For each case in the input, print the case number and result in separate lines. The result is either an integer if m divides n! or a line "Impossible
to divide" (without the quotes). Check the sample input and output format.

Sample Input

2

2 10

2 100

Sample Output

Case 1:

8

Case 2:

97

Problem setter: Anupam Bhattacharjee, CSE, BUET

Thanks to Shabuj for checking and Adrian for alternate solution.

"~~ Algorithms are the rhythms of Computer Science ~~"

题意：
输入两个正整数ｎｍ，求最大的正整数ｋ使得m^k是n!的约数

质因数分解
n!可以分解为2^x1 * 3^x2 * 5^x3 * ... * prime[i]^xi
m同理
ｍ^k要为n!的约数,m^2就是m的分解中的每个指数加倍　并且m^k的分解相应的指数不能超过n!的指数

#include <cstdio>
#include <iostream>
#include <vector>
#include <algorithm>
#include <cstring>
#include <string>
#include <map>
#include <cmath>
#include <queue>
#include <set>

using namespace std;

//#define WIN
#ifdef WIN
typedef __int64 LL;
#define iform "%I64d"
#define oform "%I64d\n"
#define oform1 "%I64d"
#else
typedef long long LL;
#define iform "%lld"
#define oform "%lld\n"
#define oform1 "%lld"
#endif

#define S64I(a) scanf(iform, &(a))
#define P64I(a) printf(oform, (a))
#define P64I1(a) printf(oform1, (a))
#define REP(i, n) for(int (i)=0; (i)<n; (i)++)
#define REP1(i, n) for(int (i)=1; (i)<=(n); (i)++)
#define FOR(i, s, t) for(int (i)=(s); (i)<=(t); (i)++)

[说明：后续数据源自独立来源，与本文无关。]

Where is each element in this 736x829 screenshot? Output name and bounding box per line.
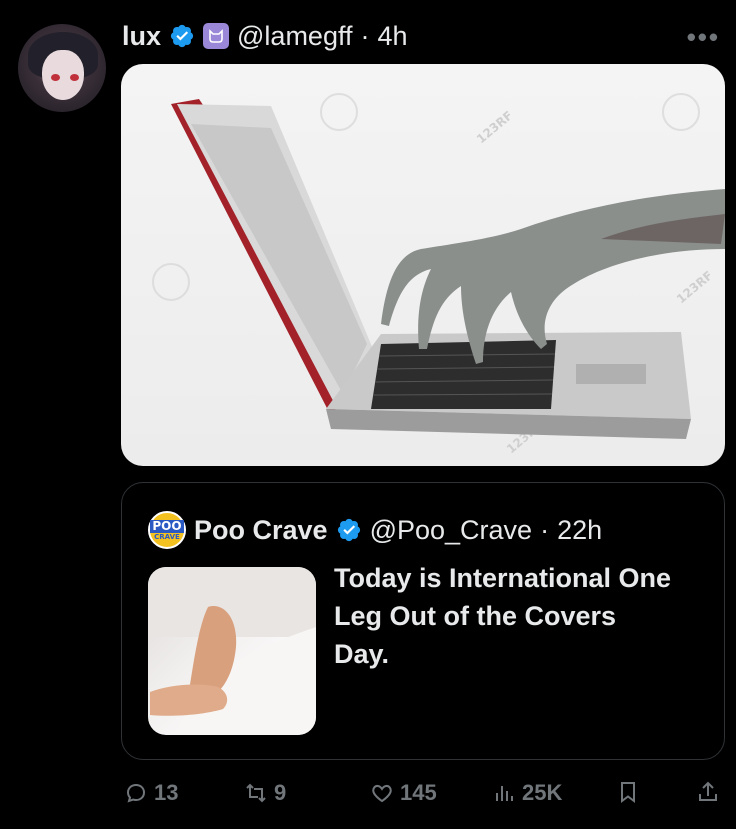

const int INF = 0x3f3f3f3f;
const double eps = 10e-9;
const double PI = (4.0*atan(1.0));

const int maxn = 10000 + 20;
int Am[maxn], An[maxn];
int prim[maxn], primNum;
int vis[maxn];

int getPrimeTable(int n) {
primNum = 0;
memset(vis, 0, sizeof(vis));
for(int i=2; i<=n; i++) if(!vis[i]) {
for(int j=i; j<=n; j+=i) {
vis[j] = 1;
}
prim[primNum++] = i;
}
return primNum;
}

void get(int * A, int x) {
for(int i=0; i<primNum && x > 1; i++) if(x % prim[i] == 0){
while(x % prim[i] == 0) {
A[i]++;
x /= prim[i];
}
}
}

int main() {
int T;

getPrimeTable(maxn-1);
scanf("%d", &T);
for(int kase=1; kase<=T; kase++) {
int m, n;
scanf("%d%d", &m, &n);
memset(Am, 0, sizeof(Am));
memset(An, 0, sizeof(An));
get(Am, m);
for(int i=2; i<=n; i++) {
get(An, i);
}
int ans = INF;
for(int i=0; i<primNum; i++) {
if(Am[i] > An[i]) {
ans = -1;
break;
} else if(Am[i] > 0) {
ans = min(ans, An[i]/Am[i]);
}
}
printf("Case %d:\n", kase);
if(ans == -1) puts("Impossible to divide");
else printf("%d\n", ans);
}

return 0;
}